Yes, smoking is legal on open roads and other public places in India.
However, the law has some restrictions on smoking in public places
Smoking is not allowed within 100 yards of hospitals, educational institutions, religious places and government offices. Smoking is also not allowed inside railway stations, airports and any other public transport facilities.
In addition to these restrictions, a person cannot smoke in a vehicle which is being driven by someone else. The rule applies even if there are no passengers in the vehicle at the time of smoking.
Smoking is prohibited in all public transport vehicles such as buses, taxis and auto rickshaws as well as in all trains belonging to Indian Railways or any other government owned railway company.
Passive Smoking is one of the major motivation behind making of smoke free laws. Why should a person other than the intended active smoker face any problem? The passive smoking also causes dangerous diseases like cancer, permanent disability and even leads to death. So, the people who smoke should think about its consequences on other people. The Constitution of India has provided to the people six fundamental and various other Rights. People always raise their voice if any of their rights get violated. But, do we really care about our fundamental duties that we must do as a citizen of India? The Article 51A Part IV of the Constitution of India states different fundamental duties incorporated under 42nd Amendment in 1976. The 86th amendment done in 2002 provides 11 fundamental duties to be done by every citizen of India. I am discussing about fundamental duties of our citizen because even after having legislation for different purposes it depends upon us to make it successful.

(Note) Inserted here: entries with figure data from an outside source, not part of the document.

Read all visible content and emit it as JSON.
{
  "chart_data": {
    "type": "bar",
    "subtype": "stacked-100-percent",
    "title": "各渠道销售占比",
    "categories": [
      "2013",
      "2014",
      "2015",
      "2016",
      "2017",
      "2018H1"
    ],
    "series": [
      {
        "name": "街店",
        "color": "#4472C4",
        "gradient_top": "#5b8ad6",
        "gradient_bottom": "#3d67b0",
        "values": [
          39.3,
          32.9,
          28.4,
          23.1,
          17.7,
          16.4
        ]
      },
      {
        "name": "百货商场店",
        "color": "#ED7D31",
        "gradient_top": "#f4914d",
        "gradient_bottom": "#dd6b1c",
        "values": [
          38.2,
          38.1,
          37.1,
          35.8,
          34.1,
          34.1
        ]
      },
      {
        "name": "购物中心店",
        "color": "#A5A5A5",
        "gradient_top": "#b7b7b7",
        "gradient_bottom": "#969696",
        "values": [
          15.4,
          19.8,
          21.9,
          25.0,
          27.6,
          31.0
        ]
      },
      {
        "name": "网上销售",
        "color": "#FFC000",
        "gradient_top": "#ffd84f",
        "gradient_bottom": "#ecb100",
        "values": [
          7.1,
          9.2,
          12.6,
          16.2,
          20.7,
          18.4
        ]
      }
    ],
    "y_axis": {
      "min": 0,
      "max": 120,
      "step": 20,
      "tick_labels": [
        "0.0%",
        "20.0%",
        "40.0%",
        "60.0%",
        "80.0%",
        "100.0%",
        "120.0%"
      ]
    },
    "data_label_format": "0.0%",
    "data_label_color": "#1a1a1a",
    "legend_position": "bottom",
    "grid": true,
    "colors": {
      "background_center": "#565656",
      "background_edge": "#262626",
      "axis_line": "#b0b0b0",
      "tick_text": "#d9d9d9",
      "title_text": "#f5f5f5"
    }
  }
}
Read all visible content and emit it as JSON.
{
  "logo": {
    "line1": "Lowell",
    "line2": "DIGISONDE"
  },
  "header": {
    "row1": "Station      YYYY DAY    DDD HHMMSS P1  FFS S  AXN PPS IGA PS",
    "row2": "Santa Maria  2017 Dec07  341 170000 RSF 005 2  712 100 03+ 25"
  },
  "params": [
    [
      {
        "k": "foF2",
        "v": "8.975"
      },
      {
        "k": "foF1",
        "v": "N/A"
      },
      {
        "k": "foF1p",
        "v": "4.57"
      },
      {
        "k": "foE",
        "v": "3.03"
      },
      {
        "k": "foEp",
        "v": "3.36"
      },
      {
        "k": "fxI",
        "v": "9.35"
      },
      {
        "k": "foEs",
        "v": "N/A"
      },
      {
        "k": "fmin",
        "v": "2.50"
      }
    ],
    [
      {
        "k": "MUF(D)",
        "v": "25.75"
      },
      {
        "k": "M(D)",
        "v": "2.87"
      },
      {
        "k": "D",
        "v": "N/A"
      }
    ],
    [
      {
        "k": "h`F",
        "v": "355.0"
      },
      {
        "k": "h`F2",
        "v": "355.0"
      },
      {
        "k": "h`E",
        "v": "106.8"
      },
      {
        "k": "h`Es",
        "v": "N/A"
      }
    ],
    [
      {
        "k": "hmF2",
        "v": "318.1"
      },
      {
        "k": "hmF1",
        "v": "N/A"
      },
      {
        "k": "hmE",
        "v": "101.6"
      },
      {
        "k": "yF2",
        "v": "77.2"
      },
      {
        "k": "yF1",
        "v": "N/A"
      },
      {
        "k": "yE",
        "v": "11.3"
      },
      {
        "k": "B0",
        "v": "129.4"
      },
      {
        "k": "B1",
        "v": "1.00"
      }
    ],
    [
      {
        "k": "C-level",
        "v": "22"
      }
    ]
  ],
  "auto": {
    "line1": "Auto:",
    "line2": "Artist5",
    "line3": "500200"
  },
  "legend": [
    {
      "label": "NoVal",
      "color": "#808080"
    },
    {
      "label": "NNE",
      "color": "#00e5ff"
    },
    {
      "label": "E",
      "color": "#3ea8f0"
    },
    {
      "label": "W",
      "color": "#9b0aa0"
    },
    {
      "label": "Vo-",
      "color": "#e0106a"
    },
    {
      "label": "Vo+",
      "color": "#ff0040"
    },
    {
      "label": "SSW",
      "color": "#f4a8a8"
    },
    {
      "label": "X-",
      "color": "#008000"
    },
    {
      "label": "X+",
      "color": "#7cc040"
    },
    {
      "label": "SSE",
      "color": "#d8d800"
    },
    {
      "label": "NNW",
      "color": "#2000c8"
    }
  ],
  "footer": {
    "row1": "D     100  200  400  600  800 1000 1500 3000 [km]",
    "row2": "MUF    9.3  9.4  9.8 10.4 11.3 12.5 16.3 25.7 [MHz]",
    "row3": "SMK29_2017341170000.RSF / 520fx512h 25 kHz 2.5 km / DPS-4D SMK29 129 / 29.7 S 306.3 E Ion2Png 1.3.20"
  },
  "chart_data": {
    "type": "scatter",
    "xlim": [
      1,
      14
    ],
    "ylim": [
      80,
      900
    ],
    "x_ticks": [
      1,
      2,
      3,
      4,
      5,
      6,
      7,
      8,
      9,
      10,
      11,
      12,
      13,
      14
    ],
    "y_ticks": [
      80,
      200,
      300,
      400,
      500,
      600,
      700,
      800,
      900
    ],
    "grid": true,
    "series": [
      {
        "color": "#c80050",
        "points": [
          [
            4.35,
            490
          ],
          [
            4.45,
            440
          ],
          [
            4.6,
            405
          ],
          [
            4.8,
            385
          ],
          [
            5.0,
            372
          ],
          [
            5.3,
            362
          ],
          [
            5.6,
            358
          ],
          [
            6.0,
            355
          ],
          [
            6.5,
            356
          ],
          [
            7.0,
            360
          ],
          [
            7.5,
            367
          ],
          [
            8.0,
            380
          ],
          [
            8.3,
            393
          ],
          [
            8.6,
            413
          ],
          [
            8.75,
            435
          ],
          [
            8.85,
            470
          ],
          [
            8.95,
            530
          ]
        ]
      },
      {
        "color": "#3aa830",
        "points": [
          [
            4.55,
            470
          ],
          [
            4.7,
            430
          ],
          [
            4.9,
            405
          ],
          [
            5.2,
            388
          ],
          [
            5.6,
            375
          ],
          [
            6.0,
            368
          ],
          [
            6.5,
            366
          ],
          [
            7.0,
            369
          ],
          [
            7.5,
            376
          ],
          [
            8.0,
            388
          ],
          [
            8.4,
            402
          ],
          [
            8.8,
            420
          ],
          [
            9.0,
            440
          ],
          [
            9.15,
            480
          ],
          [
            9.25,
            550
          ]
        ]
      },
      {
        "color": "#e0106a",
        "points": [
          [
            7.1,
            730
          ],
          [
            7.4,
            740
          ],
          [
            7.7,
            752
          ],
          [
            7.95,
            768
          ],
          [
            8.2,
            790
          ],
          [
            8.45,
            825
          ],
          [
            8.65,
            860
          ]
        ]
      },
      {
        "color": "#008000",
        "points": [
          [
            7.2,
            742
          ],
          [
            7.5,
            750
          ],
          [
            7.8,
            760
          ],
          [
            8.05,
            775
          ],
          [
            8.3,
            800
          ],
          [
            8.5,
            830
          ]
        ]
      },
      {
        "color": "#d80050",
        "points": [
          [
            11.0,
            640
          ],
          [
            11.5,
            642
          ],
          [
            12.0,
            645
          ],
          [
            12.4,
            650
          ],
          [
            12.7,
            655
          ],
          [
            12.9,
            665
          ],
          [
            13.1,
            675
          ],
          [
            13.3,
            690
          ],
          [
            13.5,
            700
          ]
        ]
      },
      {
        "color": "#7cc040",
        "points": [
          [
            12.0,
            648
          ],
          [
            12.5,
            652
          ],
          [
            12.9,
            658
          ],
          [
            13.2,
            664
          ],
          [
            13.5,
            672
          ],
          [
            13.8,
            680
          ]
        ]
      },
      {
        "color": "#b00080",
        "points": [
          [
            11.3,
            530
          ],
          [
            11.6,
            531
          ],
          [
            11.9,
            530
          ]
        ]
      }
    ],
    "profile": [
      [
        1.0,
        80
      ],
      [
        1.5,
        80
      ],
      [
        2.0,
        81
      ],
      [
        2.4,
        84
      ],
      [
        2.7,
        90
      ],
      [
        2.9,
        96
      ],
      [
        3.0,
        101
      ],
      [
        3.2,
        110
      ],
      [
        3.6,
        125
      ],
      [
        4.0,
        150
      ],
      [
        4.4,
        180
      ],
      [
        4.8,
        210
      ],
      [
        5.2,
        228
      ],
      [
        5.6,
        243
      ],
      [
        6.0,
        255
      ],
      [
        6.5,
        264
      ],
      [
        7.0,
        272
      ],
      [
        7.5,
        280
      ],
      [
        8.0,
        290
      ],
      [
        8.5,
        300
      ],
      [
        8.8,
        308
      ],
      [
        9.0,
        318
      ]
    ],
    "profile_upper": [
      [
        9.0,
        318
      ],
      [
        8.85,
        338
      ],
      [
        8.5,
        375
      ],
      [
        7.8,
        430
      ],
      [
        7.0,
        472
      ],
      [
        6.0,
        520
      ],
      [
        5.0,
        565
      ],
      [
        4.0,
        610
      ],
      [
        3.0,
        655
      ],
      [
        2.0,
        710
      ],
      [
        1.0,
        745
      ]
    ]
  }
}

“Section 4 of the Cigarettes and Other Tobacco Products Act (COTPA) describes about Prohibition of Smoking at Public Places which is applicable from 2nd October, 2008”
Instructions for the Public Places
The public places must display a sign of “No Smoking” on a board. The size of the board should be 60 cm in length and 30 cm in width. The background of the board must be white in colour and all the other specifications must be followed. The board must display a warning “No Smoking Area- Smoking here is an offence”. The warning should be given in English language and one Indian language according to the respective location. The board must be displayed at the entrance of the public place and other prominent places of the building. If the public place has more than one gate then the board will be displayed on each entrance gate. The public building consisting of different floors will contain the display board on all the floors including at the staircase and lifts.
The name of a designated officer must be notified and displayed on the board to whom the complaint will be made if someone is violating the law by smoking at public place. The keepers of the public place must ensure that no ashtrays, matches, lighters or any other thing which can facilitate smoking are provided at the public place.
Judgment in Murli S. Deora v. Union of India
The harmful and dangerous effects of smoking in public was recognized by the Hon’ble Supreme Court in the year 2001 during the case of Murli S. Deora v. Union of India. The ill effects of passive smoking and absence of any statutory provision regarding this problem was also recognised by the Supreme Court in this case.
The Supreme Court in its decision banned smoking in public places like auditoriums, hospital buildings, public offices, railways, court buildings, libraries, educational institutions, health institutions and other place of public use.